I won't have to write about these future pot deals as an unbiased reporter
because I stopped being a reporter in the wake of my friend's death and the
DEA's marijuana trial. Those events transformed me from an observer into an
activist.
And so I come to San Francisco this week for the annual conference of the
National Organization for the Reform of Marijuana Laws. Since my friend
died five months ago I have learned that there are many people as angry as
I am about the War on Drugs, and I have joined them.
I hope it's not too late to save our country from this damaging war that
has gotten us nowhere.
Brent's opinion is supported by the 1972 National Commission on Marijuana
and Drug Use.

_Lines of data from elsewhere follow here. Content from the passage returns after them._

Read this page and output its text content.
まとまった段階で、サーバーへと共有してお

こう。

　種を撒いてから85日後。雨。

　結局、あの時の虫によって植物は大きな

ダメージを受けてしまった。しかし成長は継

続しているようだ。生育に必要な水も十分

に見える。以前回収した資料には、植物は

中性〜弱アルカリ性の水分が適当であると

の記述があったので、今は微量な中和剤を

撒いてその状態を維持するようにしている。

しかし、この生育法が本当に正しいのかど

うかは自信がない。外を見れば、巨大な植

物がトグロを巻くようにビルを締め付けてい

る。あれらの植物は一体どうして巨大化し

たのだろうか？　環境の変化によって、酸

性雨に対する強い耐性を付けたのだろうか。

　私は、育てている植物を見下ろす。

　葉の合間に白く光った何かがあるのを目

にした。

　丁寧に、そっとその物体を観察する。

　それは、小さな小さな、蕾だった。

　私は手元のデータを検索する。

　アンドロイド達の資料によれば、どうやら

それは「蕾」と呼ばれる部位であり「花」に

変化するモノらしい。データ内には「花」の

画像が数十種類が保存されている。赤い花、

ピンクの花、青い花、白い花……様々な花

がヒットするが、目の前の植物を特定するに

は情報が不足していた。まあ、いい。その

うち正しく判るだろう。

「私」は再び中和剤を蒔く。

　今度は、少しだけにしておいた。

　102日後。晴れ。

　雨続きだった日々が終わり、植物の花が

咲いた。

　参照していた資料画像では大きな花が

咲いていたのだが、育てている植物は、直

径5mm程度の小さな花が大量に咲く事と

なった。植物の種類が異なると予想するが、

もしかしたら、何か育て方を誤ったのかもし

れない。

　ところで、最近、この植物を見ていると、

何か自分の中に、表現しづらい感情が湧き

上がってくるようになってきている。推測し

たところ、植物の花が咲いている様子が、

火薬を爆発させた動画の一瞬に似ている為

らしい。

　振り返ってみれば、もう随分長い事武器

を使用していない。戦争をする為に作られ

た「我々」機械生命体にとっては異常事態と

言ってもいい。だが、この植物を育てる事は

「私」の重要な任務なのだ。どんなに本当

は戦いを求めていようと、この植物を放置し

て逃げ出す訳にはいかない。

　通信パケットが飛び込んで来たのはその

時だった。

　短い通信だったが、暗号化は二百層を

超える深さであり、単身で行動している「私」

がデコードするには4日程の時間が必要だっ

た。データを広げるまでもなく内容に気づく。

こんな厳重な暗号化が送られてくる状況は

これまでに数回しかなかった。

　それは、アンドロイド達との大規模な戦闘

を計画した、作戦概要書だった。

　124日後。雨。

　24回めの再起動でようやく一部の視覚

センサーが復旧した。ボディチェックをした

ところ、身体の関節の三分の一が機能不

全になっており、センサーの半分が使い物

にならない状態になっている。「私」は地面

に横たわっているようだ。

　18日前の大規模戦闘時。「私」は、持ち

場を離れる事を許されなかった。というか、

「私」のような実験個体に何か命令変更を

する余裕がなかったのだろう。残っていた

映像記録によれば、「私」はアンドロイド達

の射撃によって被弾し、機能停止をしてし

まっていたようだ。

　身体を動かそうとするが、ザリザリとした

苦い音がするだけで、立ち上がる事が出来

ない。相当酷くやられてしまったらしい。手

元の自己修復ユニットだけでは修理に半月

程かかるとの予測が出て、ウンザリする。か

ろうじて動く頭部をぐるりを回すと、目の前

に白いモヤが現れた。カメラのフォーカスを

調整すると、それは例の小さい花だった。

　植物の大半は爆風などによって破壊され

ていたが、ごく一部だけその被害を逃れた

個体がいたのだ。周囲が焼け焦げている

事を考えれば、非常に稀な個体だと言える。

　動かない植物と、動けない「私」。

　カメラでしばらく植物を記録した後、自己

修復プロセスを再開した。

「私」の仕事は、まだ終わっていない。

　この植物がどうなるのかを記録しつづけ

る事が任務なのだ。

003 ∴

In its report, that commission, appointed by President
Richard M. Nixon, contained this conclusion:
"Marihuana's relative potential for harm to the vast majority of individual
users and its actual impact on society does not justify a social policy
designed to seek out and firmly punish those who use it. This judgment is
based on prevalent, use patterns, on behavior exhibited by the vast
majority of users and on our interpretations of existing medical and
scientific data. This position also is consistent with the estimate by law
enforcement personnel that the elimination of use is unattainable."
Unfortunately for all of us, the commission's findings were not what Nixon
or other repressive people wanted to hear, so the report was never acted
upon. We still treat marijuana as if it were some kind of deadly poison.